RAW or JPEG

Blog, Photography

A very common question that I asked when I started shooting with a DSLR was should I shoot in JPEG or RAW. I got to read a lot of view, listing lots of pros and cons of both. Which one is better, well there is no exact answer to that. Here’s my take on the same and hopefully it will help you understand the both formats and let you decide which one is right for you.

We all know about JPEG

JPEG is the most commonly recognized file format for photographs, plain and simple. If uploading, printing or sending someone a copy of my images, JPEG is the way I usually send those photos, and same holds true for most photographers. Also the JPEG format is definitely the most common image compression format used by digital cameras, and technically, a method of “lossy compression” for photographic images. This lossy compression is the main reason behind the debate.

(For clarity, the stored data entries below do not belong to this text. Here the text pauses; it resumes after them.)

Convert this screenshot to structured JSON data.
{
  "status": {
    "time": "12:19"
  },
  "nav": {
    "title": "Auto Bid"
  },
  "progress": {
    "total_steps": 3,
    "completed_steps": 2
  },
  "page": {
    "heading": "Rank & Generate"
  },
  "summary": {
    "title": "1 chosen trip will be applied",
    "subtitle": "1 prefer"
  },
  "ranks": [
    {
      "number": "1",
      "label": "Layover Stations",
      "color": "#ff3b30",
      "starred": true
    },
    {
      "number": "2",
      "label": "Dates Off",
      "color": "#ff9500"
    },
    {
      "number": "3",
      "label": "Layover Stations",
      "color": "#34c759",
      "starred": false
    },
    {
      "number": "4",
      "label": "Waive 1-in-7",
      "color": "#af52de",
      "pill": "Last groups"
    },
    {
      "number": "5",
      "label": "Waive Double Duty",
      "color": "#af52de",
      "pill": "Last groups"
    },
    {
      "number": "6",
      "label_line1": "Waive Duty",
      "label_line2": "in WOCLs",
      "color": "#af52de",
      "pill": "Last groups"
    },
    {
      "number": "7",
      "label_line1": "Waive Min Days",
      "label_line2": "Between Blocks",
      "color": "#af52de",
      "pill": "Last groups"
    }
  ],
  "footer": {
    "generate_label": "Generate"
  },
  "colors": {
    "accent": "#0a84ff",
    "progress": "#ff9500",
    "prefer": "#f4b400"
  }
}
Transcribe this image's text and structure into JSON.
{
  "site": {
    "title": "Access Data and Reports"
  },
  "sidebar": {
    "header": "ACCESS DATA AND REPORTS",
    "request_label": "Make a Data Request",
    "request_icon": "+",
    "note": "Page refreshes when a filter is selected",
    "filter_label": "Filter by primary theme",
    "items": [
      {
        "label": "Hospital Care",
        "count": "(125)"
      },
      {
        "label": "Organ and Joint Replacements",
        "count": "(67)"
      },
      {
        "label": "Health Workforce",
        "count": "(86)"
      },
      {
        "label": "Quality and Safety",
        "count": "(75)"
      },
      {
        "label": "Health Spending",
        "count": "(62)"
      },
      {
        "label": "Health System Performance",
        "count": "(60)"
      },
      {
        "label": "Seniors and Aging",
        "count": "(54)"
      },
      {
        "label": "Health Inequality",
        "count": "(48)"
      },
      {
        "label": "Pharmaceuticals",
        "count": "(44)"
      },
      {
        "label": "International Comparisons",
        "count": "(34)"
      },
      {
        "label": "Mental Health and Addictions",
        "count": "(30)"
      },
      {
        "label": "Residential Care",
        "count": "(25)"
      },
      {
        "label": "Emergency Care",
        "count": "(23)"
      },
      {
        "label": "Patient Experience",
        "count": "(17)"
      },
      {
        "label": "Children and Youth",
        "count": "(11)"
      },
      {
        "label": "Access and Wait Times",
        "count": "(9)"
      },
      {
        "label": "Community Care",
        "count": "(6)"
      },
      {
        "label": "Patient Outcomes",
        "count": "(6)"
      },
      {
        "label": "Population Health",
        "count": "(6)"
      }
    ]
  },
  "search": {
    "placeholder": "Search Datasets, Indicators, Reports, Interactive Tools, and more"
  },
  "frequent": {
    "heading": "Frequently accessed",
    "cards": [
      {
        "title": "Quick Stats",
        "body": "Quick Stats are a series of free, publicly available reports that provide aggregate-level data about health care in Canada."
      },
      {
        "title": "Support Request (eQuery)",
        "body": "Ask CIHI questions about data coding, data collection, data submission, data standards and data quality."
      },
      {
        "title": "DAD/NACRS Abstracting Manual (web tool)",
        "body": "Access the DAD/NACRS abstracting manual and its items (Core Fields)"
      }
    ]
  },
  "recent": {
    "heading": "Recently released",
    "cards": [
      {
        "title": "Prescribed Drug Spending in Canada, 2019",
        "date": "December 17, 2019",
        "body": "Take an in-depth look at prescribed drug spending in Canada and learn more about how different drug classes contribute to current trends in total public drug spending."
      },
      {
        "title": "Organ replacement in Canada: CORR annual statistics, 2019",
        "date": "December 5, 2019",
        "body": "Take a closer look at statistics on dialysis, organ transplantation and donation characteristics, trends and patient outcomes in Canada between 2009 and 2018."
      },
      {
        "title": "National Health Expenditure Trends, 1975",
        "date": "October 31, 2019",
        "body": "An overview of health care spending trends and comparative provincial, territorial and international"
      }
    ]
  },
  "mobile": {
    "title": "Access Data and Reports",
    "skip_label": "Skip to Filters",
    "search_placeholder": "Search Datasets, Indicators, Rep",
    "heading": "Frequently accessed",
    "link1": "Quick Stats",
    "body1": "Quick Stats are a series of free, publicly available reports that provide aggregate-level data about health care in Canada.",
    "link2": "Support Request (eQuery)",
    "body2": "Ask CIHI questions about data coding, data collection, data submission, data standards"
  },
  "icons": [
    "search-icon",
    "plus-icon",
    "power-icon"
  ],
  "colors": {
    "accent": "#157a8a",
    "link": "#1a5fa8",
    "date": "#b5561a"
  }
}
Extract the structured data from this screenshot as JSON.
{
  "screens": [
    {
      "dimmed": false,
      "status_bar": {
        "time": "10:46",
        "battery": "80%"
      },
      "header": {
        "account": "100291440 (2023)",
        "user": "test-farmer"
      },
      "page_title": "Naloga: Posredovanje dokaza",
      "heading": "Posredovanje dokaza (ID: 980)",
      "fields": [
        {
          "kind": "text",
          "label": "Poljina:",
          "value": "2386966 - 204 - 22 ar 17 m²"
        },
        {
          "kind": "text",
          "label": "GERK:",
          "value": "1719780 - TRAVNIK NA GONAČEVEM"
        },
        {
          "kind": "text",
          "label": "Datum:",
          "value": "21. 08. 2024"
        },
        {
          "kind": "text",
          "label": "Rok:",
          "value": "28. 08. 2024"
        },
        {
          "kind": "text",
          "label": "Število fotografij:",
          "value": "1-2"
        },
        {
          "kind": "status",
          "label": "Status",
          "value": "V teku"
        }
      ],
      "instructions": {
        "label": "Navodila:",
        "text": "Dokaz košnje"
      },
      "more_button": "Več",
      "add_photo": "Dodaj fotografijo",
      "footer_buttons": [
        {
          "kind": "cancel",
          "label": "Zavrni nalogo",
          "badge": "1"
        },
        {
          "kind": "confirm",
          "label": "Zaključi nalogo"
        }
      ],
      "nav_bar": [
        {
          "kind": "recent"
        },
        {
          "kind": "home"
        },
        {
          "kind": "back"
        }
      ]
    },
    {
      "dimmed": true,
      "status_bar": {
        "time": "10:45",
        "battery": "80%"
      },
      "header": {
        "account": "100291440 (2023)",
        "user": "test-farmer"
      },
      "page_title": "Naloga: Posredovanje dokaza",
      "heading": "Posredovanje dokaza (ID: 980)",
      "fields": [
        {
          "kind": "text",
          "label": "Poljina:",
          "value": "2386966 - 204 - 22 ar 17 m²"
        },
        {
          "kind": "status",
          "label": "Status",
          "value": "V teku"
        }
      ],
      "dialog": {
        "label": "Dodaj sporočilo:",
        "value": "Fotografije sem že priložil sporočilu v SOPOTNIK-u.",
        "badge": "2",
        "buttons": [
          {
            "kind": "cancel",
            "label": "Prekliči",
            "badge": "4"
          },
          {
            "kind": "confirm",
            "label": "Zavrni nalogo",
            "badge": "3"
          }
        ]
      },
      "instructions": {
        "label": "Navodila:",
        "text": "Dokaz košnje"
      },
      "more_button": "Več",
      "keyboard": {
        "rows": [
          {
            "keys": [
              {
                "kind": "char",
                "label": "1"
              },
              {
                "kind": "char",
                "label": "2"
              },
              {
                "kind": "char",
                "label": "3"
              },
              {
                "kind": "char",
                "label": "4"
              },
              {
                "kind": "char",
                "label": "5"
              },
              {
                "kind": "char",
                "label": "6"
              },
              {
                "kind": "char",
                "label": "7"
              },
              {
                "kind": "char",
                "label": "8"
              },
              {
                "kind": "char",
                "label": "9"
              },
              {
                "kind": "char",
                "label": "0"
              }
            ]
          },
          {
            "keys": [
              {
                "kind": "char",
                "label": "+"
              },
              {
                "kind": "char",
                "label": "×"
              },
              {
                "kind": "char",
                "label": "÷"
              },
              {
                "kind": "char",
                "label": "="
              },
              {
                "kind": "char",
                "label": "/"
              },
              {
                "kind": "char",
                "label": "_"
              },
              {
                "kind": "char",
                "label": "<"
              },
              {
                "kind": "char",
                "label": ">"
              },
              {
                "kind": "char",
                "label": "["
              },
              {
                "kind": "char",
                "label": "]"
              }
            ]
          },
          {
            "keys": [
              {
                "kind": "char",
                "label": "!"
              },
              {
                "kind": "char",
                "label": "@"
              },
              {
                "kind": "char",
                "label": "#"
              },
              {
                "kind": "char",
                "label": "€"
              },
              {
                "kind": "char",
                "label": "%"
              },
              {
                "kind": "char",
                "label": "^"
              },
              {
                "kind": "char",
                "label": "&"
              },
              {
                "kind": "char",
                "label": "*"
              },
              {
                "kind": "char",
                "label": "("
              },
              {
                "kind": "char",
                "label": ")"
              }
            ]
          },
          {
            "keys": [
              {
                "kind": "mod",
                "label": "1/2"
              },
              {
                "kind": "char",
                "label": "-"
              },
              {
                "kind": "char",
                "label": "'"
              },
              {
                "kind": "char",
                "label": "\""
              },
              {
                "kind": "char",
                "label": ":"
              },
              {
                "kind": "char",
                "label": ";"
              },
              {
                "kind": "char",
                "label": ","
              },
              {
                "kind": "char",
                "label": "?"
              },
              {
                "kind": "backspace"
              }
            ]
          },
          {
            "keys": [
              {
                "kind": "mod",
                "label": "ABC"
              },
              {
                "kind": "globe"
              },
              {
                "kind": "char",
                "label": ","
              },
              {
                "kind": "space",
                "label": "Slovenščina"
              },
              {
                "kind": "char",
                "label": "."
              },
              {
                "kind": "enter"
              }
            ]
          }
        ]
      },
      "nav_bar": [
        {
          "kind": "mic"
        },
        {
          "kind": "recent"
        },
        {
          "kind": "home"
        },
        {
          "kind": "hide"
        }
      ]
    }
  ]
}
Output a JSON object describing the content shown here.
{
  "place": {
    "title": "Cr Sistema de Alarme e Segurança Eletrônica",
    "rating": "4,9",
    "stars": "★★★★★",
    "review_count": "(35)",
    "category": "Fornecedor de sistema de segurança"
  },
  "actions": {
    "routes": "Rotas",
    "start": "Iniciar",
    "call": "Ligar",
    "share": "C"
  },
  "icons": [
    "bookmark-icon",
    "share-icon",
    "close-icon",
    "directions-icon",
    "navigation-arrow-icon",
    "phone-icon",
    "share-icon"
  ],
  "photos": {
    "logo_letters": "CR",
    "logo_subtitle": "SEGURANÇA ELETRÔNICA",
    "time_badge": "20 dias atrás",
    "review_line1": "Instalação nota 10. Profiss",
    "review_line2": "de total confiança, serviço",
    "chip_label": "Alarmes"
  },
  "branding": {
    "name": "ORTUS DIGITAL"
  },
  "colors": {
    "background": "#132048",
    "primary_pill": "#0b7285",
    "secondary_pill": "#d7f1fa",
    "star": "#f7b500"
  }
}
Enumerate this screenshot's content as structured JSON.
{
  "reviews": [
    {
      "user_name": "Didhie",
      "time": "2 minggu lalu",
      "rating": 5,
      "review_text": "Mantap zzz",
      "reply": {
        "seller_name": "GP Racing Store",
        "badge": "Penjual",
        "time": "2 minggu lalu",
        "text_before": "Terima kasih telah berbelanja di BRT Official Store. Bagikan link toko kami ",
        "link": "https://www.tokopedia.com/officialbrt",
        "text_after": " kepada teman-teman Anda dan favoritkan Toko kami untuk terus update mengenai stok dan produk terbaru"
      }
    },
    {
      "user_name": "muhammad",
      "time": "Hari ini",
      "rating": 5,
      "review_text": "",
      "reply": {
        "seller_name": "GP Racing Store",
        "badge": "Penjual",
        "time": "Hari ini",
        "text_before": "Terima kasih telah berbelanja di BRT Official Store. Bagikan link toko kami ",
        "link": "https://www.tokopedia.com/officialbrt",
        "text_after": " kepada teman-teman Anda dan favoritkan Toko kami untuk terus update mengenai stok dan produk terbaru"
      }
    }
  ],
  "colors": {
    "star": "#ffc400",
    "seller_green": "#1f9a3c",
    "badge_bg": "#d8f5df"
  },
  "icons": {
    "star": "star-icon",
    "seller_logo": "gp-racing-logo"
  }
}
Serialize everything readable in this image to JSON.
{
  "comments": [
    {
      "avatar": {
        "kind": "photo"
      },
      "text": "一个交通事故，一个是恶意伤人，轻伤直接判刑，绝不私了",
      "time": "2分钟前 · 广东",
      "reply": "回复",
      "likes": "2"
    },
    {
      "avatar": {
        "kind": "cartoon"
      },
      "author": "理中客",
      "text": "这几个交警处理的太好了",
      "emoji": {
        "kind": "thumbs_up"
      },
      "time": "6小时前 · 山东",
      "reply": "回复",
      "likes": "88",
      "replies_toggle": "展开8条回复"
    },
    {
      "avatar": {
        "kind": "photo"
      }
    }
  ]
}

 Essentially when saving in JPEG format, the camera is programmed to compress the pixels into a smaller file size, discarding some of the pixels. Depending on what setting we have selected for recording our camera images, there will be either more or less compression. For example, if we choose the largest JPEG file size we can for shooting, our camera will discard less information than if we choose a smaller setting.

Then when we further process that image on our computer using some sort of image processing software like Photoshop, it is compressed even more each time we save the image.

When I choose the largest JPEG setting on my camera (D7000), the file size is just below 5MB

 

How does RAW format differ from JPEG?

When we set our camera to RAW in the photo quality menu, we are telling the camera to NOT process the photo in anyway. It preserves all the pixels and  contains the data collected by your camera’s sensor. In itself it’s not an image. It needs to be converted to an image file. In some way this raw file is a Digital Negative and just like film negatives, they need to be processed. The post processing of RAW might be a little tedious, but then it does allow a lot of control over the same.

If we compare the size of these files, a RAW image that I obtain from my camera is close to 20MB.

 

The Comparison

Now if we were to shoot the same image in RAW (without post processing) and JPEG, the JPEG is likely to be more appealing visually, but the same RAW after post-processing is more likely to look superior.

For example when we start shooting more often than not we let the camera decide the white balance, and more often than not the camera judges it pretty well. Every now and then the camera gets confused and might mess up the white balance. Fixing this in a RAW is far easier than working on a JPEG as the latter already has discarded data to begin with.  RAW images are much easier to manipulate using image editing software such as Photoshop. In Photoshop we can easily adjust many parameters of an image such as white balance, exposure, colour saturation, colour tint, fill light, brightness, contrast and others. Of course, we can also do this with a JPEG image, but it is not so easy, the results aren’t as good, and we still have the problem of gradual degradation of image quality from the JPEG compression algorithm.

The one place where JPEG does beat RAW files is that the latter are proprietary to individual cameras. As the manufacturers churn out a new camera they keep updating these file settings, and as a result there is no standard way of producing these files. Older versions of image processing programs are not always able to read the files of newer cameras. Not to mention if you are using a Canon, your files are different than if you use a Nikon. The RAW extension is even different. Canon is xyz.CR2 and Nikon is xyz.NEF extension. So if you are not planning to put money in updating your editing software, you might still want to stick to the good old JPEG.

 

What do I prefer?

I think for the first 5-6 month I was quite trigger happy, clicking like there is no tomorrow, and that meant far more pictures than I required and a lot more pictures that I should have deleted, which are still there in my HDD. During that phase I stayed clear of RAW, because it seemed a little too tedious, and would need a lot more data storage.

Since the D7000 has two slots for memory card, and it allows one to save different formats on each, I started shooting in RAW + JPEG (Back up). What this let me indulge in, was to shoot anything and everything in the monochrome setting. This way I would just use the JPEG in Black and White, and in case someone would ask for a coloured version I would edit the RAW.  Working with RAW gave me an insight on how much more creative freedom I got as compared to editing the JPEG. As of last one year or so, I haven’t used a single JPEG file, although I do still shoot with the same RAW+JPEG setting.

On my D7000 the primary slot has a 16GB and the secondary slot has 8GB card, and it allows me to click close to 800 images (RAW+JPEG), which is far more than I would click on a days shoot.

 

What should you use?

If you are very familiar with image processing software, and you like to edit your own images, RAW is a very valid consideration for you. Even free programs like Picassa or say Darkroom on Ubuntu (since PS for linux is no where in sight) can open and process most RAW files.

If on the other hand, you don’t want to add another step to your workflow, or if you are not yet ready to take the next step in learning (or buying) some good software, you will want to stick with JPEG.